Louis mustered up a smile. “Now I’m the one . . . sitting between a beautiful woman . . . and my sister.”
“Shut up,” Denny told him. “I know good and well you’re just trying to make Melanie feel sorry for you.”
The worry in her eyes made it clear she actually didn’t feel that way, however.
A few minutes later, with Salty beside him on the driver’s box, Smoke got the team moving. The horses didn’t like forcing their way through the deep snow, which built up on the coach’s undercarriage and weighed it down, making it even more difficult to pull.
“I hope you’re right about how far it is to that hotel,” Salty said quietly, so the passengers couldn’t hear. “I ain’t sure how far we can go in this.”
“We have enough rope we can tie on the other eight horses in front and have them pull, too,” Smoke said. “We’ll have a fourteen-horse hitch.”
“When I was workin’ on the borax wagons down in Death Valley, sometimes we’d have twenty mules hitched in a team,” Salty reminisced. “I sure remember them ol’ Death Valley days.”
Their progress up the mountain was agonizingly slow. Smoke and Salty could both still make out where the trail ran, but it was getting more difficult to follow. In some places snow had drifted deeply enough across the trail that Smoke had to climb down, get a shovel from the boot, and clear some of it before the stagecoach could go on.
They hit another switchback. Over the constant moaning of the wind, Salty said, “Best get them other horses. We ain’t gonna make it up these slopes otherwise!”
Smoke agreed. He got Stansfield and Kellerman out of the coach to help. Both men complained bitterly as they worked in the flying snow, moving the horses from the rear of the coach to the front. Smoke ripped rope harnesses for them and tied some of them to the regular team while the others were tied directly to the coach.
“I can handle the reins, even with one hand,” Salty said. “You get on one o’ them lead horses. Otherwise I don’t reckon they’re gonna go.”
Smoke agreed. He went to the front of the elongated team and swung up bareback on one of the leaders. He dug his boot heels into the animal’s flanks and urged it to lean forward into the storm.
When Smoke glanced back over his shoulder, the snow was so thick in the air that it blurred the sight of the stagecoach with Salty on the driver’s box.
“Come on!” he yelled at the horse underneath him.
Slowly, the coach lurched up the switchback trail. The only advantage to the steeper slope was that the snow didn’t drift as deeply here.

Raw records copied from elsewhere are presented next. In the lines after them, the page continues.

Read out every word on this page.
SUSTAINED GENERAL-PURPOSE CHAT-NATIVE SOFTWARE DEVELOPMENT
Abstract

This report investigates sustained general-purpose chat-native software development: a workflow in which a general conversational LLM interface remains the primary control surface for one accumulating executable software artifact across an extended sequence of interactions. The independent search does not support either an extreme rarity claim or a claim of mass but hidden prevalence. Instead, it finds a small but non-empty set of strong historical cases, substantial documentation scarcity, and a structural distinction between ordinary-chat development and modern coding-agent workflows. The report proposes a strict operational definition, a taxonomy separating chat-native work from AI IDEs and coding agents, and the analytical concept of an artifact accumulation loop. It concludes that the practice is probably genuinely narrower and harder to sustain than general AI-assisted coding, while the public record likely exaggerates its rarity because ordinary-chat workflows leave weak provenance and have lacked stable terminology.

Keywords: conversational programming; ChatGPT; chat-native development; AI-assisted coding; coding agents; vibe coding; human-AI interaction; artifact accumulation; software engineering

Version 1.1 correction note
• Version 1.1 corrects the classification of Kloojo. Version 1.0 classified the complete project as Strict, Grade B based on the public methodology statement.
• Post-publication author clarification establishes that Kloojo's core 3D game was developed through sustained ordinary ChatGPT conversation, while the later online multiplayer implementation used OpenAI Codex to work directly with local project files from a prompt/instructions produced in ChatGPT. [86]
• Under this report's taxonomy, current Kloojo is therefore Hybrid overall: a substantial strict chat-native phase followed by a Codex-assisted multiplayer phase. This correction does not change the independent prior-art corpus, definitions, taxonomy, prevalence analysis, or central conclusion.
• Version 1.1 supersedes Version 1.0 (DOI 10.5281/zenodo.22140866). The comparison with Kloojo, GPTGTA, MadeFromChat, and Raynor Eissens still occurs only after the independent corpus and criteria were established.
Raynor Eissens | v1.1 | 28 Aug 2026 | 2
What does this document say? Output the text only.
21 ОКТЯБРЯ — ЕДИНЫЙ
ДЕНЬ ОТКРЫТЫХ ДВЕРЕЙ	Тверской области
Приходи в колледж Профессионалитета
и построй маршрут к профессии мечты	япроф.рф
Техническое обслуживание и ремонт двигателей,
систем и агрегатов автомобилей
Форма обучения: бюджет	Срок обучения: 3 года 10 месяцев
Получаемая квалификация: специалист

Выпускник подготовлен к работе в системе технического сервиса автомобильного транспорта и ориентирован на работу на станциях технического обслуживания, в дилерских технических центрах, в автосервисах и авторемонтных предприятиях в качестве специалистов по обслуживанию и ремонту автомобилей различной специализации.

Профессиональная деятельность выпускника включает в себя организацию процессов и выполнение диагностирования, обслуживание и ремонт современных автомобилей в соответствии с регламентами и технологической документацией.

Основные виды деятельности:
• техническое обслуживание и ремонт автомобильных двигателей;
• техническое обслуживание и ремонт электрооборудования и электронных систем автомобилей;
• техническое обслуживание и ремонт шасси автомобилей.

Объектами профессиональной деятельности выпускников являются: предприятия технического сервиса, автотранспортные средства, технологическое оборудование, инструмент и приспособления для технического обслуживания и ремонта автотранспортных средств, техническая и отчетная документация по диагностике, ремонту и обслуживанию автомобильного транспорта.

Smoke hunched over against the wind and the flakes that were pelting him so hard they almost felt like raindrops. He wouldn’t have said that this was the coldest he had ever been in his life . . . but it was right up there.
He didn’t know how many turns the trail made, but one by one, they fell behind the struggling horses and the coach. When they finally got to the top, he thought, they ought to stop and let the animals rest for a while.
Unfortunately, they couldn’t. It was a race now, with the Summit Hotel as the finish line and the lives of everyone aboard that stagecoach as the stakes.
The trail turned, but not as much, and almost a minute went by before Smoke realized they were traveling over mostly level ground again. He thought the switchback they had just overcome was the last one on the approach to the pass. They ought to be in Donner Pass now.
Unless he had miscounted and there was another such ordeal ahead of them. If that was true, they were doomed. The horses couldn’t make it.
The snow was even deeper here on the flatter ground, up to the horses’ bellies, up to the bottom of the stagecoach, packed in around the wheels and the axles. Smoke heard a sudden crack, felt the lurch through the rope tied to the horse he was riding, and looked back in alarm. Something was wrong. The coach was tipped a little to one side.
The front axle had broken.
And with it, their chances of survival were crushed as well.